One of the key challenges in advancing this approach lies in the need for in vivo studies involving patients with conditions such as meningitis. By comparing the spectral imaging results of patients with pathological CSF to those with healthy CSF, researchers could develop a clearer understanding of the diagnostic potential of this technology. Currently, the data available on this topic are limited, and more research is needed to fully explore the potential benefits of spectral imaging in the diagnosis of CSF-related pathologies. The development of such an approach could revolutionize the diagnostic process for neurological conditions, particularly those involving the central nervous system. For instance, in cases of meningitis, early and accurate diagnosis is crucial for effective treatment. Traditional imaging techniques often fail to provide the level of detail necessary to identify the condition in its early stages. PCCT spectral imaging, on the other hand, could offer a more detailed view, allowing for earlier intervention and better patient outcomes.
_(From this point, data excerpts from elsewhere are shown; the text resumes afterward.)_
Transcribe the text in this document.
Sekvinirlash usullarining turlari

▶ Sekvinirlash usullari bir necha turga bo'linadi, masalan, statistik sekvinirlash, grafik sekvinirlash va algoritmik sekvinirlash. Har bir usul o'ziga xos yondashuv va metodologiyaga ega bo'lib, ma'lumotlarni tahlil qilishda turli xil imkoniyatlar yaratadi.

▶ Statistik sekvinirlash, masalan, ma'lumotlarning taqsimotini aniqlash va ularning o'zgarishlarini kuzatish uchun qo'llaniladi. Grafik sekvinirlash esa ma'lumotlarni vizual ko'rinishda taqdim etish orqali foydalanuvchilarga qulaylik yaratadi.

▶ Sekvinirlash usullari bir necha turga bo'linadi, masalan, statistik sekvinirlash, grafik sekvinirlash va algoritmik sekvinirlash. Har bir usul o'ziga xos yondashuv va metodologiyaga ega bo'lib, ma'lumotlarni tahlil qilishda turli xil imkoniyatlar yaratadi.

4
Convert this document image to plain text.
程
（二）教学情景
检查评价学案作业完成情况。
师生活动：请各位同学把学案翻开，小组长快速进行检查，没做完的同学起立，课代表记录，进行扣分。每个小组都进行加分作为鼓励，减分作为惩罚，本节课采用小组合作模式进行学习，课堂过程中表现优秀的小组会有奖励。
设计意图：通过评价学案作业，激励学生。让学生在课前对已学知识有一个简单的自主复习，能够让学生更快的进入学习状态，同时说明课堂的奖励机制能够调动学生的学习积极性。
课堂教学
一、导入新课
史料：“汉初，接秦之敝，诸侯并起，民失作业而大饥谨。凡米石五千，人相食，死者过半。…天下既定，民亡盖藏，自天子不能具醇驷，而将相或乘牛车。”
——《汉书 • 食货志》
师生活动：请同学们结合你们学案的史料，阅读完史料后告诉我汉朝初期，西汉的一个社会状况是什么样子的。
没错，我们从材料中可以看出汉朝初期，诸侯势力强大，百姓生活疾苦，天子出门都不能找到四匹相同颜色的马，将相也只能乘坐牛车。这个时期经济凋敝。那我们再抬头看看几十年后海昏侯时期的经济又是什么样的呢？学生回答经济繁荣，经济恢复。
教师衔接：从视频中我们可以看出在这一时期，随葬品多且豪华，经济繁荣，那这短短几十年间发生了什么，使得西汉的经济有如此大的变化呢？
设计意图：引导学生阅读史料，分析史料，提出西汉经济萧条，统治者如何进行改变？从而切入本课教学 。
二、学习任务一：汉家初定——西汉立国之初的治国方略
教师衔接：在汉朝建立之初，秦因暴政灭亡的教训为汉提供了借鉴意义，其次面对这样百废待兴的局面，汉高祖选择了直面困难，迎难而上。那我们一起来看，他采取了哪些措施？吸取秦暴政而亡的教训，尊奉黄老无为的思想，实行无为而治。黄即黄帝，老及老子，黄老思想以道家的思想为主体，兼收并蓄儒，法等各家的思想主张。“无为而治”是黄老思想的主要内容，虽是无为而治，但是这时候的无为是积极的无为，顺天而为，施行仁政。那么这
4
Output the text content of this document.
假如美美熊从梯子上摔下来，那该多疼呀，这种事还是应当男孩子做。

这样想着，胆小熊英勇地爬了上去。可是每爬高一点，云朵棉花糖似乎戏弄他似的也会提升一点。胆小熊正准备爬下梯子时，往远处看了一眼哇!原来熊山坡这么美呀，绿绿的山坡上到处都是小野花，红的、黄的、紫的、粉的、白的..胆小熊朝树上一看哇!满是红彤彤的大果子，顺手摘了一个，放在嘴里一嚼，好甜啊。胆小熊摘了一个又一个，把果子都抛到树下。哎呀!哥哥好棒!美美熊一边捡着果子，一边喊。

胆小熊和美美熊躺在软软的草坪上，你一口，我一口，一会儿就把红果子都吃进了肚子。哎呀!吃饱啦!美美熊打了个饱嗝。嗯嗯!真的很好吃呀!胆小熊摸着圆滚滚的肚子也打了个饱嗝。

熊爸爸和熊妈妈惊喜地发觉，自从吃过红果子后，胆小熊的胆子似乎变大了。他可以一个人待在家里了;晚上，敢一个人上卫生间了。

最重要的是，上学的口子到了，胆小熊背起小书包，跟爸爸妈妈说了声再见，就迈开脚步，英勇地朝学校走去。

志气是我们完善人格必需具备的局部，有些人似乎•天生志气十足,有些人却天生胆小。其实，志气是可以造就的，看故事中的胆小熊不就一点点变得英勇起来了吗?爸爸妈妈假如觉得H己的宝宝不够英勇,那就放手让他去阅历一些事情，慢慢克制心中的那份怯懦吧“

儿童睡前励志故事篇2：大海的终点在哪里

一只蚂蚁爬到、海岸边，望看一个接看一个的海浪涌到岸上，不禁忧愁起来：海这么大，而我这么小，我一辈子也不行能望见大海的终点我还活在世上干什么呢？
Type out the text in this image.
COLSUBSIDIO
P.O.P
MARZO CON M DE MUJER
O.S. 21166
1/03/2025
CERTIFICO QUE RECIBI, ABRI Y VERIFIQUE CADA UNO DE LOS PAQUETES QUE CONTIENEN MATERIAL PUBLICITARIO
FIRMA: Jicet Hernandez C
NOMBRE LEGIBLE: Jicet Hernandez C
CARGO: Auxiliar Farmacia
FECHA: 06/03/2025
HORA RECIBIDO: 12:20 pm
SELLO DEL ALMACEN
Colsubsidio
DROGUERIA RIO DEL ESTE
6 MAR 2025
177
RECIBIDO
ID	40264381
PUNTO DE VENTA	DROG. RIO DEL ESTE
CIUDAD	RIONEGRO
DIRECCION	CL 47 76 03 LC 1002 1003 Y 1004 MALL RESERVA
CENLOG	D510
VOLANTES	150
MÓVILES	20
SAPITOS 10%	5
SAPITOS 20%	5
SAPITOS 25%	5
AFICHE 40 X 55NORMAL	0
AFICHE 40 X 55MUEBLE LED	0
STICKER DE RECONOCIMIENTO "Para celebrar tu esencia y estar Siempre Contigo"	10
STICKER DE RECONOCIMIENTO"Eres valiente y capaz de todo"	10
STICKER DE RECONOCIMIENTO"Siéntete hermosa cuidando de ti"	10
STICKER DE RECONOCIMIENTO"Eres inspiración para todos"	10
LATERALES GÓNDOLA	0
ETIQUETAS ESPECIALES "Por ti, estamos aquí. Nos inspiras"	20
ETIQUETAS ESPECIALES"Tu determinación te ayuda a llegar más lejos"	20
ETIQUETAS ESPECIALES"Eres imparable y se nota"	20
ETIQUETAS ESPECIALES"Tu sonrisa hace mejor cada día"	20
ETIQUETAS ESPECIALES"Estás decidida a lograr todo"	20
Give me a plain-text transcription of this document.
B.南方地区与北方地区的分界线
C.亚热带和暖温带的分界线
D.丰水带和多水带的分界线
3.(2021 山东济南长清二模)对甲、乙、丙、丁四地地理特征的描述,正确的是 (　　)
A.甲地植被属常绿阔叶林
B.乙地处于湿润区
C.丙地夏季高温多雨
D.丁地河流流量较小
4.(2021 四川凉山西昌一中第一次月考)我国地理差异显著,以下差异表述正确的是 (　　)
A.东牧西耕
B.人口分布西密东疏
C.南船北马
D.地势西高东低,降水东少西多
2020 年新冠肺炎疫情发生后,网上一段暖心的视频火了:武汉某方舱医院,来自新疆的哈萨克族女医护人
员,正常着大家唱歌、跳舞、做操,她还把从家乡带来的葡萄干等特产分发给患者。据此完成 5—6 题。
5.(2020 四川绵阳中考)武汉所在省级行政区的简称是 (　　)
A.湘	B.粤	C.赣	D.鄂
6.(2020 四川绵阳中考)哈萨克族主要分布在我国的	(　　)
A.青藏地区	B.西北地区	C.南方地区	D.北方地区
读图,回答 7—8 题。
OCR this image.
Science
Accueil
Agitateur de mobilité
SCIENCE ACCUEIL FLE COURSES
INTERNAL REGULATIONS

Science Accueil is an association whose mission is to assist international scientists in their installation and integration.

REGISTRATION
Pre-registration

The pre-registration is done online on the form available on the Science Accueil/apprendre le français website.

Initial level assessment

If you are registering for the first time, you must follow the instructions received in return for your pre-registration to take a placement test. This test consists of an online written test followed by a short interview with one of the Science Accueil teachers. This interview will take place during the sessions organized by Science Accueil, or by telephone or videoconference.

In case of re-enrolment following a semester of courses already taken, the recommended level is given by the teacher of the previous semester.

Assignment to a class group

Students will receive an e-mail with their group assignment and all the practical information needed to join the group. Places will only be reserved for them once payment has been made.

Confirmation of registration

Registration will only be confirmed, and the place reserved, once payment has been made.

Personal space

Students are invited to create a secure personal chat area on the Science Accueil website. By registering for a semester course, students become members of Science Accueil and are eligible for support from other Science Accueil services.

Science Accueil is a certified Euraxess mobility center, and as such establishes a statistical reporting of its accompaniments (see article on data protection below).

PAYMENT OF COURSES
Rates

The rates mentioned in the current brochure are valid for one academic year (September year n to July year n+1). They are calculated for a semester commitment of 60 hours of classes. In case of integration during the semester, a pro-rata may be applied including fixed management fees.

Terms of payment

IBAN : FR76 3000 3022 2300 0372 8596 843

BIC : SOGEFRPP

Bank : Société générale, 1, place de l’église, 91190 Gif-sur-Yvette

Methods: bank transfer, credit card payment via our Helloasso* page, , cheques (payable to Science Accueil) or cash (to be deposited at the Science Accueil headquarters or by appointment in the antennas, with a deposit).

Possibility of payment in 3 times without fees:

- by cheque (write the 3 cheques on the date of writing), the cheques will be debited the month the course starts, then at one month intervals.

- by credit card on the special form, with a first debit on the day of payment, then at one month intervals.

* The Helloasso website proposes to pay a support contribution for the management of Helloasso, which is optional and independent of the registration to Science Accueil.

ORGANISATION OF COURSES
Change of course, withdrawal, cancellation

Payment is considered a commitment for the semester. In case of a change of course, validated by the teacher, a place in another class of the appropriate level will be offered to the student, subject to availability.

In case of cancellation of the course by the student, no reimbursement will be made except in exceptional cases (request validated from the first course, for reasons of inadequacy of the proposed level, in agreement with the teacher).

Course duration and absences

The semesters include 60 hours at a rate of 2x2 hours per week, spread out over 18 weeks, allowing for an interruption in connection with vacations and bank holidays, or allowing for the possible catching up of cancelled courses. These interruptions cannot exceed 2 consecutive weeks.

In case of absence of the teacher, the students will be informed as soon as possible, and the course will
CSF examination, in clinical practice, requires obtaining the CSF via a lumbar puncture, which can be burdensome for patients. This procedure poses particular risks for patients with coagulation disorders, as it may be associated with a risk of bleeding. Additionally, some patients may decline providing consent for such an invasive procedure. Other side effects of lumbar puncture included emergence of fistulas, infection, or nerve damage [32]. Replacing this intervention with a non-invasive imaging-based evaluation of the cranial region would represent a revolutionary advancement. However, the current state of research in this area is still in its infancy. The hypothesis that spectral imaging can significantly improve the diagnosis of CSF-related conditions needs to be rigorously tested through clinical trials and studies involving a larger and more diverse patient population. These studies should aim to establish baseline measurements for both healthy and pathological CSF, which would serve as a reference for future diagnostic efforts. Additionally, exploring the correlation between spectral imaging findings and clinical outcomes could provide valuable insights into the clinical relevance of this technique.

In conclusion, while the concept of using spectral imaging and PCCT enhance the diagnosis of CSF-related conditions is promising, it remains a largely theoretical approach at this stage. Further research, particularly involving in vivo studies of patients with confirmed conditions like meningitis, is necessary to validate this approach. If successful, this line of inquiry could represent a significant advancement in the field of diagnostic imaging, leading to more precise and early detection of serious neurological conditions.

5. Conclusions

Lastly, while our study provides valuable initial data on the physiological status of CSF as assessed by spectral imaging, the limitations highlight the need for further research. Addressing these limitations will be crucial for fully understanding the potential of this technique in clinical diagnostics.